Please. Tell me, how is an auditor going to be able to do that? In the best of circumstances, an auditor might find at least some basis for its opinion by comparing management’s current estimates to historic loan loss rates. But, what if current conditions in Greaseland are no longer stable; i.e., they are not similar to past conditions? That was supposed to be the whole point of a new standard: to take into account the fact that the recent past is not necessarily predictive of the future.
* * * * * *
The bottom line is that the FASB twisted themselves into logical pretzels just so that bankers are spared from having to directly refer to market values — over which they have no influence — when valuing their loan portfolios. And they also took their time, knowing as well as anyone that loan accounting was the most urgent item on its agenda for the last 8 years, if not the last 30 years. It should have been prioritized above all else, including convergence. Yet, all the FASB has finally produced is a standard that says 2 + 2 < 4.
And it is unauditable to boot. If you believe that another financial crisis is just a question of time, there will be a generation of auditors that will once again have to answer for turning a blind eye to market indicators of deteriorating economic conditions. The auditors of the present generation, by supporting the chicken salad that the FASB has just served up to their clients, must be betting, or plain ole praying, that it won’t be them.
*Just in case you haven’t heard the old accounting joke about two plus two, here it is:
A businessman was interviewing candidates for the position of manager of a large division. He quickly devised a test for choosing the most suitable candidate.
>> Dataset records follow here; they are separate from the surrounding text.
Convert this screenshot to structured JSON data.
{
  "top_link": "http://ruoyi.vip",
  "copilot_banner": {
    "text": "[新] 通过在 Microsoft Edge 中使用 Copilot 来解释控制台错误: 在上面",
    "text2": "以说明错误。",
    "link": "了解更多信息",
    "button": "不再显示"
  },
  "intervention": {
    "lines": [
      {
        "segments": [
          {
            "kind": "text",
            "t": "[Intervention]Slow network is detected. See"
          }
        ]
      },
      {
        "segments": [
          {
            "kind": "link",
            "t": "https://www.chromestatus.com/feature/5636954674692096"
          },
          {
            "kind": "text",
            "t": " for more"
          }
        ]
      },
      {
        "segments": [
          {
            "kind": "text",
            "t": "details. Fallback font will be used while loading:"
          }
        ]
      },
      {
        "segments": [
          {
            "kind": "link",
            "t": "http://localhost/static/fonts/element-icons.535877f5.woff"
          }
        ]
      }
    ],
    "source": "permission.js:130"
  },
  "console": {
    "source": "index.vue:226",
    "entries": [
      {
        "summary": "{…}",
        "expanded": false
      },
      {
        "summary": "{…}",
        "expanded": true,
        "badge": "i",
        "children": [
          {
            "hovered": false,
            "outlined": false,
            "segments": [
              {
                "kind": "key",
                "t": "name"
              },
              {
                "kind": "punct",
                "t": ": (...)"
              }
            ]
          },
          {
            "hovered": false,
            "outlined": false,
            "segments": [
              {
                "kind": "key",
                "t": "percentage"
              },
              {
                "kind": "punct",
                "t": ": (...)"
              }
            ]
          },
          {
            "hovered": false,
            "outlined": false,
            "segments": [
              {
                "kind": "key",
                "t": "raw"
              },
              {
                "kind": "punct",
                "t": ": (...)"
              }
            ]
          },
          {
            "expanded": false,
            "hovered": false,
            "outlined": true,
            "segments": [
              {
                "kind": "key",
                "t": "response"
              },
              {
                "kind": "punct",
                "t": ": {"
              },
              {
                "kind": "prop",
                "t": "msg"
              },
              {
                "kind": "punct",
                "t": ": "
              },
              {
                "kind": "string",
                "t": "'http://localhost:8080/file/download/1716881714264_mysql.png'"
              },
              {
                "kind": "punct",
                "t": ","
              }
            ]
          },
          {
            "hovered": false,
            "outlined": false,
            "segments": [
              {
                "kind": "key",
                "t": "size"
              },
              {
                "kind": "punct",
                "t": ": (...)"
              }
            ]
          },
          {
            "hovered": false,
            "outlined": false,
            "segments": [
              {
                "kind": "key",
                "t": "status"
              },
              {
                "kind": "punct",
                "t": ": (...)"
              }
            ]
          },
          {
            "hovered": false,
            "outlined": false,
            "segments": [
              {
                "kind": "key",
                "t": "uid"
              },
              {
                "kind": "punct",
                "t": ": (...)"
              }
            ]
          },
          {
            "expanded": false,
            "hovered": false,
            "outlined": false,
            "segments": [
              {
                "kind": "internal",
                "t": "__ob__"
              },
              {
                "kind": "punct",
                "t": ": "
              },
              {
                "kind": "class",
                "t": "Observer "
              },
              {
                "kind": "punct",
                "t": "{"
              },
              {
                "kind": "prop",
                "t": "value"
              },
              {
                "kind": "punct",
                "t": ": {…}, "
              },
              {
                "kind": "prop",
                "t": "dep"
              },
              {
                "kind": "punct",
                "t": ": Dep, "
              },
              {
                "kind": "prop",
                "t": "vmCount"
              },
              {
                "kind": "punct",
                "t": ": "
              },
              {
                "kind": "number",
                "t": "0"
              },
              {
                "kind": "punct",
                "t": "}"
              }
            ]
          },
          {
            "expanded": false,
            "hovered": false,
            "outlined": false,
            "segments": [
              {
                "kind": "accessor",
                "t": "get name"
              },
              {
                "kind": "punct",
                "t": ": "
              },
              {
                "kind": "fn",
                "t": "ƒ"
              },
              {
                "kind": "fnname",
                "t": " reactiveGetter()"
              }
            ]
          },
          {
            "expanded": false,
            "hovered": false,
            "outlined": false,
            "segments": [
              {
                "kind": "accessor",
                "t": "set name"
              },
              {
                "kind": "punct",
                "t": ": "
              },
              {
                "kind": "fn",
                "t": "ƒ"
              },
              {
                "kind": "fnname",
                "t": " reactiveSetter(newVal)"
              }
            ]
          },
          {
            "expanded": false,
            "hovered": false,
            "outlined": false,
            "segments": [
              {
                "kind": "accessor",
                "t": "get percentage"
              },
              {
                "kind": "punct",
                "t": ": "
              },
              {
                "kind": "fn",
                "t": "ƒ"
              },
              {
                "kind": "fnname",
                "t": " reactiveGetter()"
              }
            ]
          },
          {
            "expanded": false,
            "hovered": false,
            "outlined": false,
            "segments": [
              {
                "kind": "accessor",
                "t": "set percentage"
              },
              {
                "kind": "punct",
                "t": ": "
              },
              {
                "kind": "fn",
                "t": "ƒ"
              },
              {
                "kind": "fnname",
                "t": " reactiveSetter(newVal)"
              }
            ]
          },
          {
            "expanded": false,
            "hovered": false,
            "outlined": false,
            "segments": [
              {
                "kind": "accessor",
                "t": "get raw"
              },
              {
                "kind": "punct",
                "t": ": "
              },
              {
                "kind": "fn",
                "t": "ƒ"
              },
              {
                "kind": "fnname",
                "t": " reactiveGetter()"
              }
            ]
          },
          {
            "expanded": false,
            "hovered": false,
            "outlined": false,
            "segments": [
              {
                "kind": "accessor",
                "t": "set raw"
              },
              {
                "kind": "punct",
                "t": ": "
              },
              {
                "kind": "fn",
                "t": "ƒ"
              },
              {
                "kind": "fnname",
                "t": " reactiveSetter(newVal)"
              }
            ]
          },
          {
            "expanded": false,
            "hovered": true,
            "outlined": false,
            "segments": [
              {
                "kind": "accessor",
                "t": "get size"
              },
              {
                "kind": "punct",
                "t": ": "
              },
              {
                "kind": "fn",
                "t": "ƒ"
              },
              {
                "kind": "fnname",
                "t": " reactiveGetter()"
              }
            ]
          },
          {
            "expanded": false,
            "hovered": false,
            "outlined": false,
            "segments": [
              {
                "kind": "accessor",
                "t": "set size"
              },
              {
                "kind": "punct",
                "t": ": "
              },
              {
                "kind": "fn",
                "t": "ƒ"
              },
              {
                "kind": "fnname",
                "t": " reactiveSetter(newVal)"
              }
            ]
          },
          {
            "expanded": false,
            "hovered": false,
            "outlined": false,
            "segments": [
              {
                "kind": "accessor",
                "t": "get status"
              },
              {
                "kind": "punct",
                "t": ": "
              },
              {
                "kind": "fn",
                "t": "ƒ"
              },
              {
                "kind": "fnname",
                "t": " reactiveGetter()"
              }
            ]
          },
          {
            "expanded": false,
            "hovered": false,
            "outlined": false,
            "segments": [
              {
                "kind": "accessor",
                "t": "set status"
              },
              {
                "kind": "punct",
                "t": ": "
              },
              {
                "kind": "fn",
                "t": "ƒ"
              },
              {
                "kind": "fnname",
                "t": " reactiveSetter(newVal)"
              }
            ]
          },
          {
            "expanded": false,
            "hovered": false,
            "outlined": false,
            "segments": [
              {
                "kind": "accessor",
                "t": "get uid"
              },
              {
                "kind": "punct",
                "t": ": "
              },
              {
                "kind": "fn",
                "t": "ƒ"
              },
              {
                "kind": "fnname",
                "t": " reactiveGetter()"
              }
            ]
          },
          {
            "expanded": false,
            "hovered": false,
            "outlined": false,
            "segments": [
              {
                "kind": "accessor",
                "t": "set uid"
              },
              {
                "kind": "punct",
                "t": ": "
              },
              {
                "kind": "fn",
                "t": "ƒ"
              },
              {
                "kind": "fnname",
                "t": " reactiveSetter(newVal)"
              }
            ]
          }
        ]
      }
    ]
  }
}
He simply asked each applicant this question, “What is two plus two?”
The first applicant said “Four”.
The second applicant pulled up a spreadsheet on his laptop and came up with an answer “somewhere between 3.999 and 4.001.”
Finally, the businessman interviewed an accountant. When he asked him what two plus two was, the accountant got up from his chair, went over to the door, closed it, came back and sat down. Leaning across the desk, he said in a low voice, “How much do you want it to be?”
**I am a member of the PCAOB’s Standing Advisory Group. The opinions expressed in this post are my own.